Extract, Transform, Load with AWS IoT Greengrass Solution Accelerator
Background
Data acquisition is a primary catalyst for generating outcome-oriented insights based on IoT solutions, whether it's telemetry data generated by a few devices in a smart home setting or sensor-based data streaming off thousands of industrial devices. IoT applications require flexible tools that can accommodate effective data management at or near the source to collect and ingest data. Data pipelines and IoT tools running at the edge also need the ability to account for resource constraints and intermittent or narrow bandwidth network connectivity.
The Extract, Transform, Load (ETL) with AWS IoT Greengrass solution accelerator enables developers to quickly build, test, and develop IoT solutions that include ETL functions.

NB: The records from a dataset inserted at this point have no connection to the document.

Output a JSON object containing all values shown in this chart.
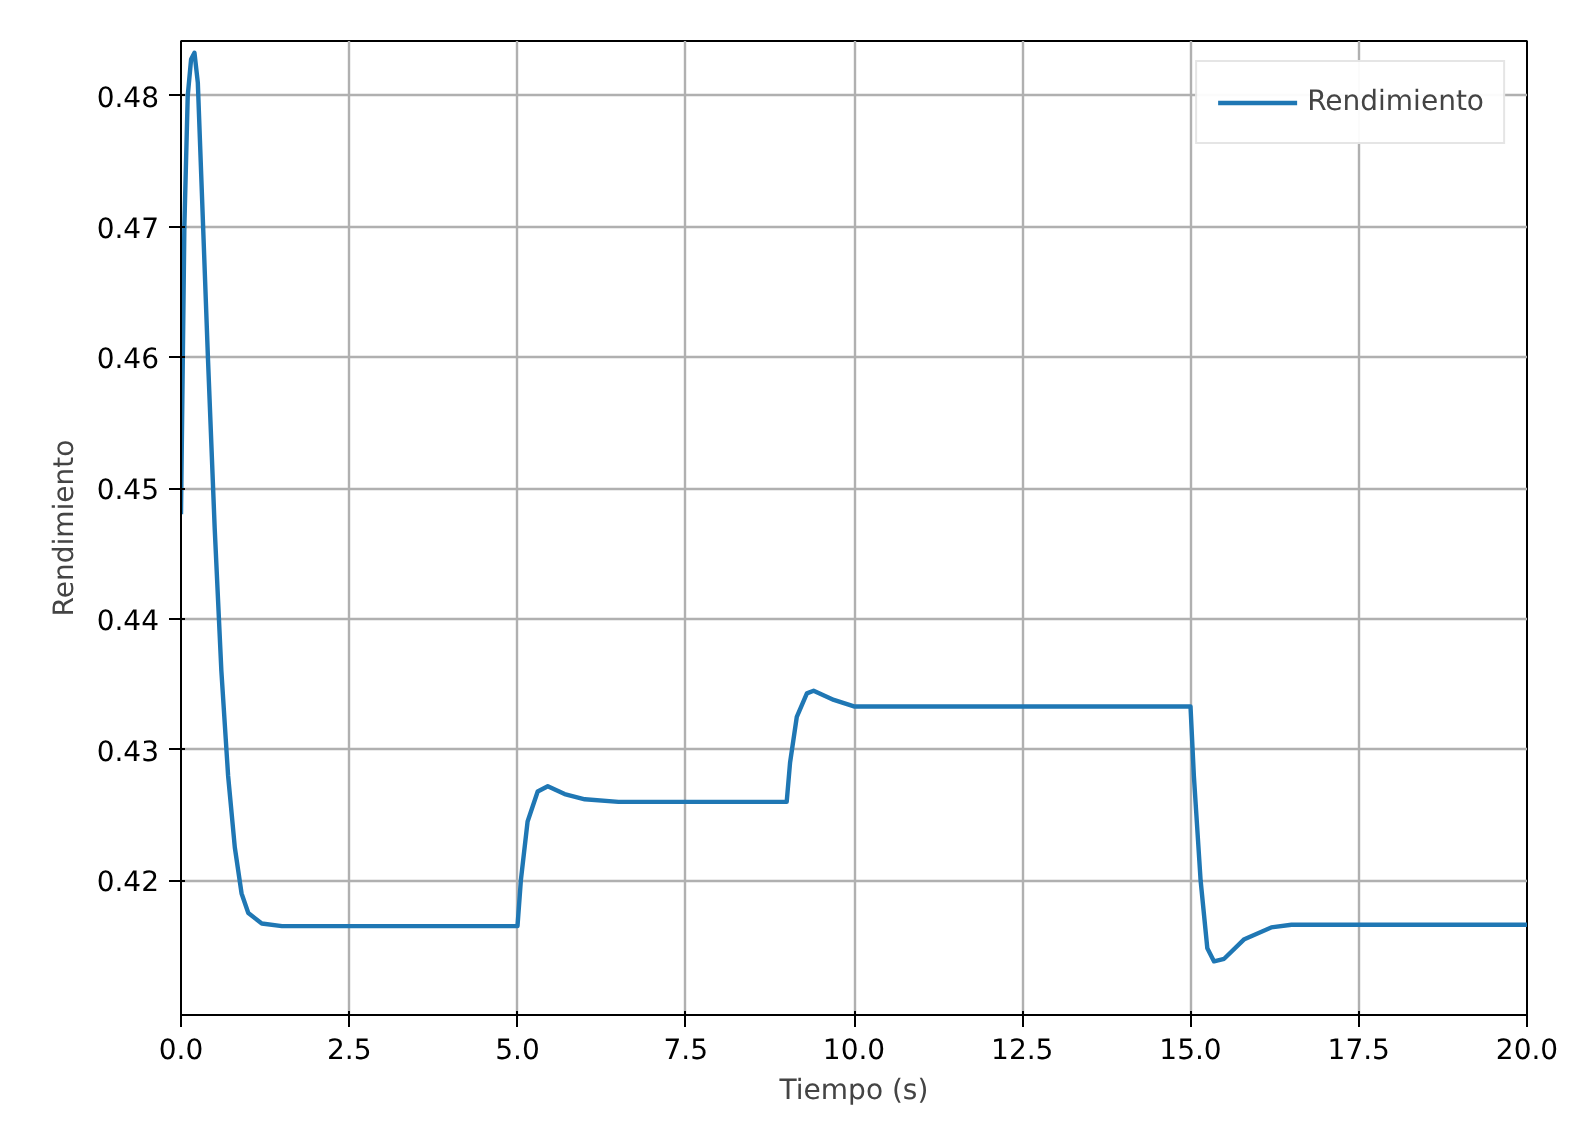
{
  "chart_data": {
    "type": "line",
    "xlabel": "Tiempo (s)",
    "ylabel": "Rendimiento",
    "x": [
      0,
      0.05,
      0.1,
      0.15,
      0.2,
      0.25,
      0.3,
      0.4,
      0.5,
      0.6,
      0.7,
      0.8,
      0.9,
      1.0,
      1.2,
      1.5,
      5.0,
      5.05,
      5.15,
      5.3,
      5.45,
      5.7,
      6.0,
      6.5,
      9.0,
      9.05,
      9.15,
      9.3,
      9.4,
      9.7,
      10.0,
      15.0,
      15.05,
      15.15,
      15.25,
      15.35,
      15.5,
      15.8,
      16.2,
      16.5,
      20
    ],
    "series": [
      {
        "name": "Rendimiento",
        "color": "#1f77b4",
        "values": [
          0.448,
          0.47,
          0.48,
          0.4828,
          0.4833,
          0.481,
          0.474,
          0.46,
          0.447,
          0.436,
          0.428,
          0.4225,
          0.419,
          0.4175,
          0.4167,
          0.4165,
          0.4165,
          0.42,
          0.4245,
          0.4268,
          0.4272,
          0.4266,
          0.4262,
          0.426,
          0.426,
          0.429,
          0.4325,
          0.4343,
          0.4345,
          0.4338,
          0.4333,
          0.4333,
          0.428,
          0.42,
          0.4148,
          0.4138,
          0.414,
          0.4155,
          0.4164,
          0.4166,
          0.4166
        ]
      }
    ],
    "xlim": [
      0,
      20
    ],
    "ylim": [
      0.4097,
      0.4842
    ],
    "xticks": [
      {
        "value": 0,
        "label": "0.0"
      },
      {
        "value": 2.5,
        "label": "2.5"
      },
      {
        "value": 5,
        "label": "5.0"
      },
      {
        "value": 7.5,
        "label": "7.5"
      },
      {
        "value": 10,
        "label": "10.0"
      },
      {
        "value": 12.5,
        "label": "12.5"
      },
      {
        "value": 15,
        "label": "15.0"
      },
      {
        "value": 17.5,
        "label": "17.5"
      },
      {
        "value": 20,
        "label": "20.0"
      }
    ],
    "yticks": [
      0.42,
      0.43,
      0.44,
      0.45,
      0.46,
      0.47,
      0.48
    ],
    "grid": true,
    "legend": "top right",
    "line_style": "solid",
    "marker": "none"
  }
}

Extract, transform, load using AWS IoT Greengrass
Version: 1.0
Last updated: 10/2019
Author: AWS
Overview
You can use this solution accelerator to quickly setup an edge device with AWS IoT Greengrass to perform extract, transform, and load functions on data gathered from local devices, before being sent to AWS. The solution accelerator breaks the three steps of ETL operations into discrete processes, decoupled using persistent data queues. Each AWS Lambda process places and/or retrieves messages from the relevant data queues.
Use case
Common use cases for ETL at the edge include:
- Receiving data from different protocols such as LoRaWAN, OPC-UA, or bespoke systems, and converting into standard data formats for use in Cloud workloads
- Culling high-frequency data, performing averaging functions -and- on large data sets, and then loading averaged or filtered values at a reduced rate
- Calculating values from disparate data sources on the local device, and sending filtered values to the cloud back end
- Cleansing, de-duplication, or filling missing time series data elements
Architecture
To read the vehicle data, an ODB-II data logger is connected to the vehicle and queries the data ten times per second using IoT Greengrass. Every message read is converted to JSON and also stored into a time series database. The content of the messages is transformed from the 8-byte OBD-II values into a readable JSON formatted message.

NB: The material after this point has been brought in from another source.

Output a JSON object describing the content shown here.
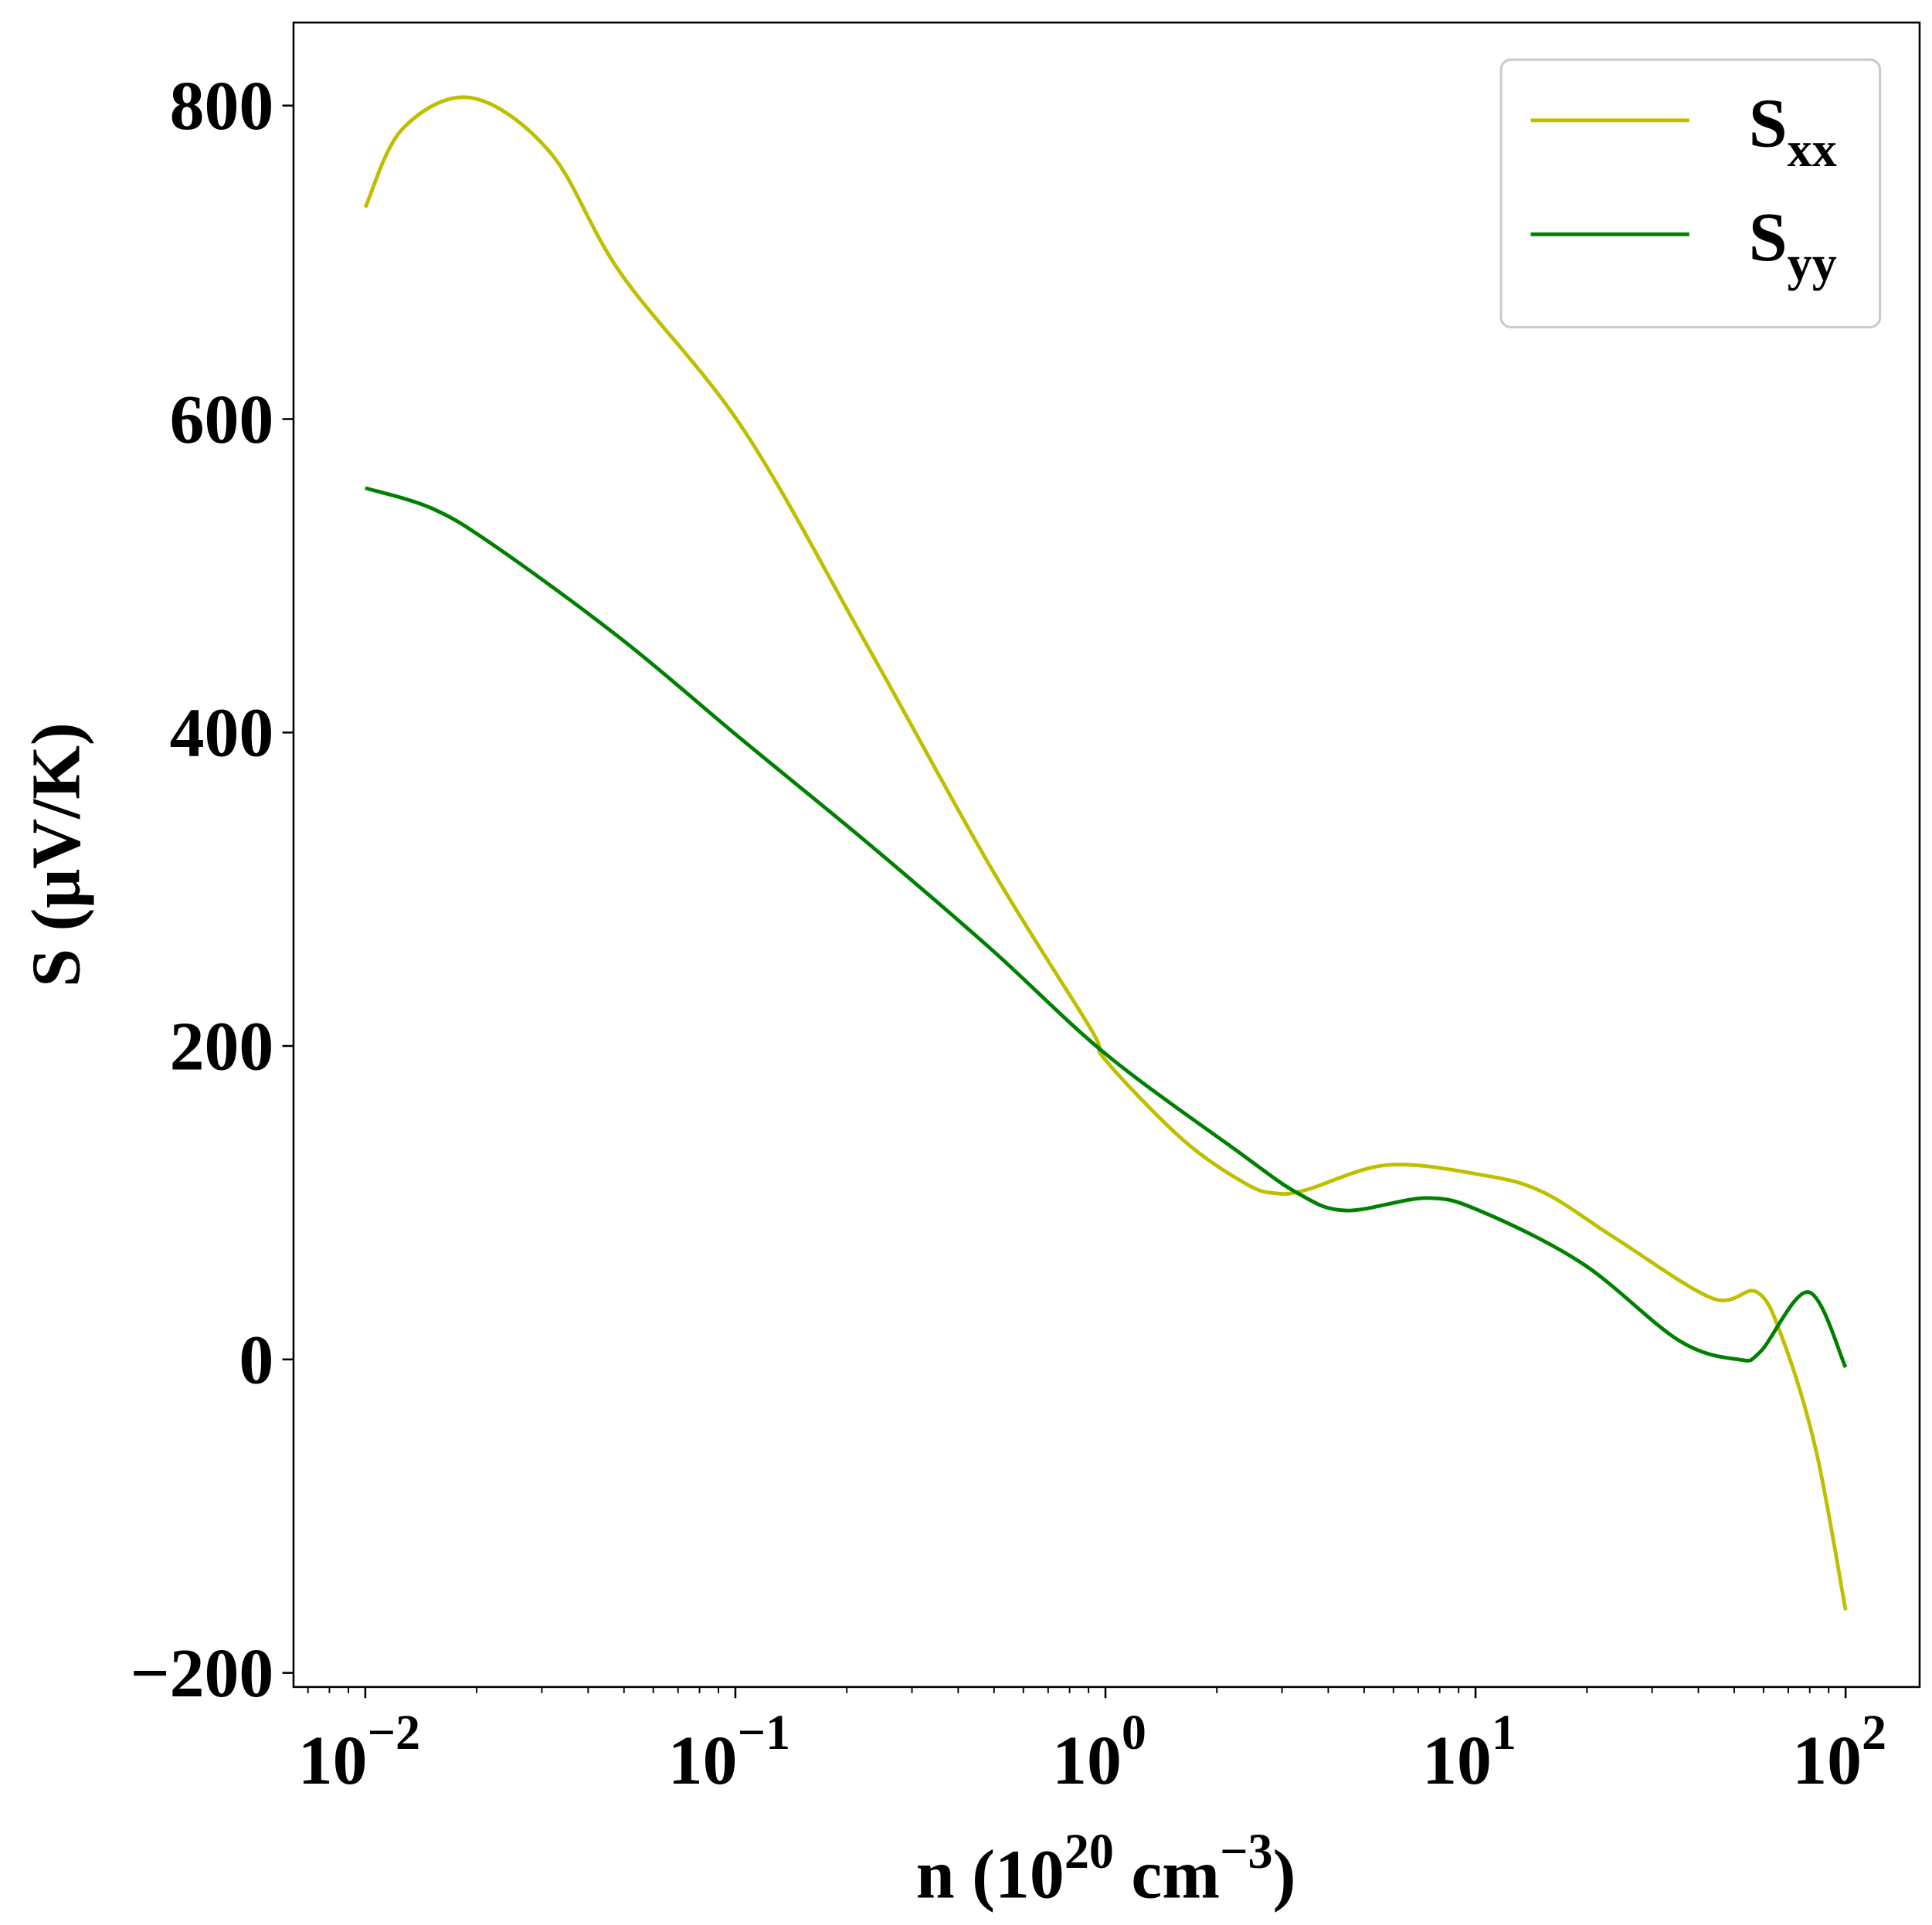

Finally, individual records are stored as JSON records in Amazon S3 via Amazon Kinesis Data Firehose. Every thirty seconds, the minimum, average, and maximum values of parameters of interest are published to AWS IoT Core via MQTT.
Features
Customizable
This solution accelerator is hardware agnostic and can be customized to deploy and run on most any hardware running AWS IoT Greengrass. The AWS Partner Device Catalog provides a list of qualified devices that have been tested to run IoT Greengrass and interoperate with AWS. You can self-test your hardware to run AWS IoT Greengrass with AWS IoT Device Tester.